If the U.S. News rankings went away tomorrow, law faculty would be better off, but not prospective students. Indeed, by placing its methodologically flawed ranking system into the stream of commerce, U.S. News is forcing the legal academy to disclose more information. (Note that in the late 1990s, the ABA-LSAC Official Guide was made more comprehensive and uniform in partial response to the outcry over the false information that was being submitted to U.S. News.) On that criterion, we are happy to defend the U.S. News rankings.
Two further thoughts of my own by way of reply.

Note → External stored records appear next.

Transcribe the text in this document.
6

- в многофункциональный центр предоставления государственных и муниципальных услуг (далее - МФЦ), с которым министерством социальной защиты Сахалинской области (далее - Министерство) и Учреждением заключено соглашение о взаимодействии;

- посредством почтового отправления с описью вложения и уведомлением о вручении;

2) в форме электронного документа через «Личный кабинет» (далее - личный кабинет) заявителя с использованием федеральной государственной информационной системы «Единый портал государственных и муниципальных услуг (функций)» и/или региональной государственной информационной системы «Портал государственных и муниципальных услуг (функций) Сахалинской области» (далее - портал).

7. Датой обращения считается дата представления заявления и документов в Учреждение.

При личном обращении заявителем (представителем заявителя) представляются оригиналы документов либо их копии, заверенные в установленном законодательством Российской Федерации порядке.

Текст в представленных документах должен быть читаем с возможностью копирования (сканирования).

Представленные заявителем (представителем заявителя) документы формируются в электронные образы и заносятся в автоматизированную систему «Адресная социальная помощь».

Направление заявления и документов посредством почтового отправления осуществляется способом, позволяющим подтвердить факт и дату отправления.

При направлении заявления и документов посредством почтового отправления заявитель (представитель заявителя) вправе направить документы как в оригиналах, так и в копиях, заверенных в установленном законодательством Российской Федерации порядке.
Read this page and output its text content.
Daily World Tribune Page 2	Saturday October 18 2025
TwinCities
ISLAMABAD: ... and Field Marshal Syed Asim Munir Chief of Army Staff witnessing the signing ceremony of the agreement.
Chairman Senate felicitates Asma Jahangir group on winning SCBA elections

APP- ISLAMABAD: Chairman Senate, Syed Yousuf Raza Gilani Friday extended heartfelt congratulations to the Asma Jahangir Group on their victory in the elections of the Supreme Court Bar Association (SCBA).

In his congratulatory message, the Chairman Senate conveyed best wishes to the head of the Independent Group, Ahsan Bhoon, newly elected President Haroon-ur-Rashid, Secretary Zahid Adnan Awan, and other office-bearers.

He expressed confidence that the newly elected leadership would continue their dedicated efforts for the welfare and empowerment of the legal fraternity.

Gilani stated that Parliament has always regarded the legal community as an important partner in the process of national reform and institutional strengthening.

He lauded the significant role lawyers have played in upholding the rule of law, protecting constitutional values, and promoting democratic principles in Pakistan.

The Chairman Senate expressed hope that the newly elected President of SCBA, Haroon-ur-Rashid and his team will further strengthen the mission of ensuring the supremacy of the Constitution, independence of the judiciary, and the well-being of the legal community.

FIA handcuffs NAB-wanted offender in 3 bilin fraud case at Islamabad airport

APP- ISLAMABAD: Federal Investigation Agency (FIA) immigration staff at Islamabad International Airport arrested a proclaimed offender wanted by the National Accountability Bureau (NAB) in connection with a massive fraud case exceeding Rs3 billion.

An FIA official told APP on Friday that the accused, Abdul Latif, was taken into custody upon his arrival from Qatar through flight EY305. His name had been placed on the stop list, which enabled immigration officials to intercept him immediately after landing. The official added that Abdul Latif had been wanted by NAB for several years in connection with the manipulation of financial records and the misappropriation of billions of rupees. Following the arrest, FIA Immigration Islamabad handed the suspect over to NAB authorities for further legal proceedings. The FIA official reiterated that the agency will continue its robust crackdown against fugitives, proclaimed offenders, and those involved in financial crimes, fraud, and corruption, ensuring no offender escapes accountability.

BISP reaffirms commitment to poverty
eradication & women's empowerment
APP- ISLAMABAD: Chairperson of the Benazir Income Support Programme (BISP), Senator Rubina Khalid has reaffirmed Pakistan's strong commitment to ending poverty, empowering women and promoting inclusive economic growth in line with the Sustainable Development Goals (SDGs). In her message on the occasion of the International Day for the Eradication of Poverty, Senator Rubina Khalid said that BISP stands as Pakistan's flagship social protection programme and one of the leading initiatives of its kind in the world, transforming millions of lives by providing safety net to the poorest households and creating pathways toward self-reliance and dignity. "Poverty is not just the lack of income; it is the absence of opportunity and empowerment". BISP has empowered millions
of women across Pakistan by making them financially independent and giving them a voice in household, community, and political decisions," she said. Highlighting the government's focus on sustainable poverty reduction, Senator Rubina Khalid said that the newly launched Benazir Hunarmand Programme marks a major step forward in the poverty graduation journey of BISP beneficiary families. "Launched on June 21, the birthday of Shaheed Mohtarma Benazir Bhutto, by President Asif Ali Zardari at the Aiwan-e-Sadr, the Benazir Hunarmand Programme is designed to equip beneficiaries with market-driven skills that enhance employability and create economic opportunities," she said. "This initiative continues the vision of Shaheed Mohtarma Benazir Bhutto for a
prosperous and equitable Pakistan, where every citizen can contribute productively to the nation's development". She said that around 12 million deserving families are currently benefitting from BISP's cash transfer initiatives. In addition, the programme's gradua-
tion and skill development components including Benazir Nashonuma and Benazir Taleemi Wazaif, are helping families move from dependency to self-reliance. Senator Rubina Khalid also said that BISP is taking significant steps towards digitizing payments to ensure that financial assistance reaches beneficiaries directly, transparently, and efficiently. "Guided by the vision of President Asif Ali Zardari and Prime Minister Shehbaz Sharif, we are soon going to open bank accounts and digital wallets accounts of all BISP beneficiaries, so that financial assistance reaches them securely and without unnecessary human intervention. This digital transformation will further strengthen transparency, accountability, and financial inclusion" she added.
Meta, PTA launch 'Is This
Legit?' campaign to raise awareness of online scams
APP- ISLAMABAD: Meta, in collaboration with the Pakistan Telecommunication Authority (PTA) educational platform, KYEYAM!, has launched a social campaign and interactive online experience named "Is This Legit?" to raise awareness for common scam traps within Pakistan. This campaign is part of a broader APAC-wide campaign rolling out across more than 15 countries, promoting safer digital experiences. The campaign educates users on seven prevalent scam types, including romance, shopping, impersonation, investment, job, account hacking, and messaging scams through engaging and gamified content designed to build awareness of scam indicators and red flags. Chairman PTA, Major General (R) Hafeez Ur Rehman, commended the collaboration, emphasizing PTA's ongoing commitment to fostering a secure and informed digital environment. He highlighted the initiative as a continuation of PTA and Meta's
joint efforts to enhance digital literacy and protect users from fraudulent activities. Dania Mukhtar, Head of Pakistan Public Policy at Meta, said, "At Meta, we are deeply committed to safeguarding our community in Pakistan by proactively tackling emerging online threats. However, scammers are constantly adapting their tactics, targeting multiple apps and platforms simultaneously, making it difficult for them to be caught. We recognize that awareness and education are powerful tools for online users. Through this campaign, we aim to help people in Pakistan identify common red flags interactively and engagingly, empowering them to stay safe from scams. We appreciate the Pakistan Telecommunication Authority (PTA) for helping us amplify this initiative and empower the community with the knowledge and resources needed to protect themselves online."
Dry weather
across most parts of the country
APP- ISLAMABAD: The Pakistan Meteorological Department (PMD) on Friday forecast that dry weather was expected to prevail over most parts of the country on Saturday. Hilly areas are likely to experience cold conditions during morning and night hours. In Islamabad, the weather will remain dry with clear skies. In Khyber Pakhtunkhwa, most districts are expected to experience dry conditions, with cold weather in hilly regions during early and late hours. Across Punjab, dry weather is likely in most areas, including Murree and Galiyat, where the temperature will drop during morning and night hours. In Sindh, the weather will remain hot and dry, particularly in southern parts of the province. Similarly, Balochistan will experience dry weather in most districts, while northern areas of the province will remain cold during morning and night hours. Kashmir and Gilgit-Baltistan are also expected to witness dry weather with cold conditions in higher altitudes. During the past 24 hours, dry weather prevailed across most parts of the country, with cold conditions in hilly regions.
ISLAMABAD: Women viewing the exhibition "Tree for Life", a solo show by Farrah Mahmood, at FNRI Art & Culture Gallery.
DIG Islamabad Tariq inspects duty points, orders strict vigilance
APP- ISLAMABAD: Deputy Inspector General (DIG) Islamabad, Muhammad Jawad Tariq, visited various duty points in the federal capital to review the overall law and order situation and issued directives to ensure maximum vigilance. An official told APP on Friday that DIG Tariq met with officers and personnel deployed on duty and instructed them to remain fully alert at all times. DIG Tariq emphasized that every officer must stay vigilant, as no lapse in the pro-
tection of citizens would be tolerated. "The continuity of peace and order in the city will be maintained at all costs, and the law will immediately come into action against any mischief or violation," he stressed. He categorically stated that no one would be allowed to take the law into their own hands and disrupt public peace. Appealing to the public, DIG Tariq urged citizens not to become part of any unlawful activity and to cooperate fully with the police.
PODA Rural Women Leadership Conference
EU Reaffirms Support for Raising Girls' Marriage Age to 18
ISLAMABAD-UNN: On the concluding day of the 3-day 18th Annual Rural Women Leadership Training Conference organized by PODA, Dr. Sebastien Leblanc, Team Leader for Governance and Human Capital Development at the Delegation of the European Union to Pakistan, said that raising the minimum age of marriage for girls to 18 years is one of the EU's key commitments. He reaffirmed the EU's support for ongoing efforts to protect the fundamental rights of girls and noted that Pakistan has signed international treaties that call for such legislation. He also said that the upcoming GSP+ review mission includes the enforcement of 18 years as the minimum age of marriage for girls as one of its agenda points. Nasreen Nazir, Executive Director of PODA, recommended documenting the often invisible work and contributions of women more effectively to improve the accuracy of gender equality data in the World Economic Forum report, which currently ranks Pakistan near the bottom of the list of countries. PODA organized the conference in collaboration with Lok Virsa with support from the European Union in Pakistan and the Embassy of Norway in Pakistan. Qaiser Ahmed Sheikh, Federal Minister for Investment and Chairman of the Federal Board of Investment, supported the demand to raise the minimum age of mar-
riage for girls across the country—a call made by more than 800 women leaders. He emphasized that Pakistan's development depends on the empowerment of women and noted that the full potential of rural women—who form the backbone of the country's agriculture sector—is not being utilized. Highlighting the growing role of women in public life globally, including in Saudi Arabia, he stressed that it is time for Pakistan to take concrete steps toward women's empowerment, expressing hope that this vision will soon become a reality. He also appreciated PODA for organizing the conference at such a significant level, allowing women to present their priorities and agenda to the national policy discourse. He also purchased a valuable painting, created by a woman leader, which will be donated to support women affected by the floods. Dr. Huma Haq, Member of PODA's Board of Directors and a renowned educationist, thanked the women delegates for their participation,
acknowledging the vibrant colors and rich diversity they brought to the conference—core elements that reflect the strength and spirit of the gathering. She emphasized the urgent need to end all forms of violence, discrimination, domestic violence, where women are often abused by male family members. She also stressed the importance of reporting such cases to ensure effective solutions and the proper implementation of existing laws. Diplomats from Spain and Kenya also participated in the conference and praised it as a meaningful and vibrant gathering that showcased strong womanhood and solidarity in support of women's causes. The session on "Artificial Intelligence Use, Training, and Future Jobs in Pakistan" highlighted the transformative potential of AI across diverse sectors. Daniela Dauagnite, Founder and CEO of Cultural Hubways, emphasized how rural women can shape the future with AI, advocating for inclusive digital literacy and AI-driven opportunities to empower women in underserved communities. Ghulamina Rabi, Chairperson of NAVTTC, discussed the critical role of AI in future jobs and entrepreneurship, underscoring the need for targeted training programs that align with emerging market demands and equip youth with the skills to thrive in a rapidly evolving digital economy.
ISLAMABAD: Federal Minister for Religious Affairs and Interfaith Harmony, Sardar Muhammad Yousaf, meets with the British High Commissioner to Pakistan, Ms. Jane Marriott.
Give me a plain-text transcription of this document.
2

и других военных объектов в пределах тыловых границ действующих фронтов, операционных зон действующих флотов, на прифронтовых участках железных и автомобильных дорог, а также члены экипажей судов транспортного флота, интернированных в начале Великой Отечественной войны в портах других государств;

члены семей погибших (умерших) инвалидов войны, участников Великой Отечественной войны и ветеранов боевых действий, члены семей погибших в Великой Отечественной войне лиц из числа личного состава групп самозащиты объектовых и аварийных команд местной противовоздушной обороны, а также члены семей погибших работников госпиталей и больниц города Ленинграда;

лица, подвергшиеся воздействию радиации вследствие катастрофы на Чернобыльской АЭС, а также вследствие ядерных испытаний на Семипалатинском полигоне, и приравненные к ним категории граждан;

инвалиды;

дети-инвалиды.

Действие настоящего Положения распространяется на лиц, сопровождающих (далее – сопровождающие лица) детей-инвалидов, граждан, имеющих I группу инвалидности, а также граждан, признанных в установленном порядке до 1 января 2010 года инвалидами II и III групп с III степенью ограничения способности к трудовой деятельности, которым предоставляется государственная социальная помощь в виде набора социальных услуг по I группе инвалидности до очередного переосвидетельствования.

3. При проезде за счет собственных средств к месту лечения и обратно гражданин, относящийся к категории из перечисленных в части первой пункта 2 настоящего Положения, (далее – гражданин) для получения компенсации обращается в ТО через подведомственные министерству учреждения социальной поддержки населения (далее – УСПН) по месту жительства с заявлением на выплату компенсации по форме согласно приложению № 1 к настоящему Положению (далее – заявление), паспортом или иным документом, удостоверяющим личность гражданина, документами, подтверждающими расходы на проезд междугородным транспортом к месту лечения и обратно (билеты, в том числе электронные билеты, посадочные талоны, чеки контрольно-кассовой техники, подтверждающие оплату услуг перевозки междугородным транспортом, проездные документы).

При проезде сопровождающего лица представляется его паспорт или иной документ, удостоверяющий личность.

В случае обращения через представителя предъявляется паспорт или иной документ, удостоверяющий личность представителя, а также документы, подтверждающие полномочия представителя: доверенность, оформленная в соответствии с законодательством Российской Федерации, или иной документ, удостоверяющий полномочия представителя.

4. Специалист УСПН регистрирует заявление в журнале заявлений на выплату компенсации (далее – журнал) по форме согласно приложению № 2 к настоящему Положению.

First, the Korobkin argument about the coordination function served by rankings (even a set of rankings based wholly (or in the case of U.S. News, partially) on nonsense criteria could perform such a function!) works only if those in the market for human capital--the sellers (the students) and the buyers (e.g., the elite firms)--pay attention to the rankings. There seems to be good evidence that the sellers pay attention, but I don't know of any evidence that the buyers do. (Maybe such evidence exists?) My impression--admittedly anecdotal, but accumulated over a long period of time--is that almost all legal employers operate with their own "internal" rankings of schools based on past experience, and that this trumps U.S. News and anything else. U.S. News only appears "imperfectly correlated" with these job market realities because it uses enough measures that track professional opinion among insiders. Second, if U.S. News stopped ranking schools tomorrow, how exactly would students be worse off? The job placement data the magazine reports is not reliable. There are now lots of ways to figure out that Columbia provides better job opportunities than, say, Cardozo (but did students really need U.S. News to figure that out ever?). So what exactly is lost? True enough, U.S. News will send some students to Washington & Lee over Illinois based on ranking differentials, but will they have really performed a service or simply misled students who might have made a better choice in the absence of the U.S. News nonsense number?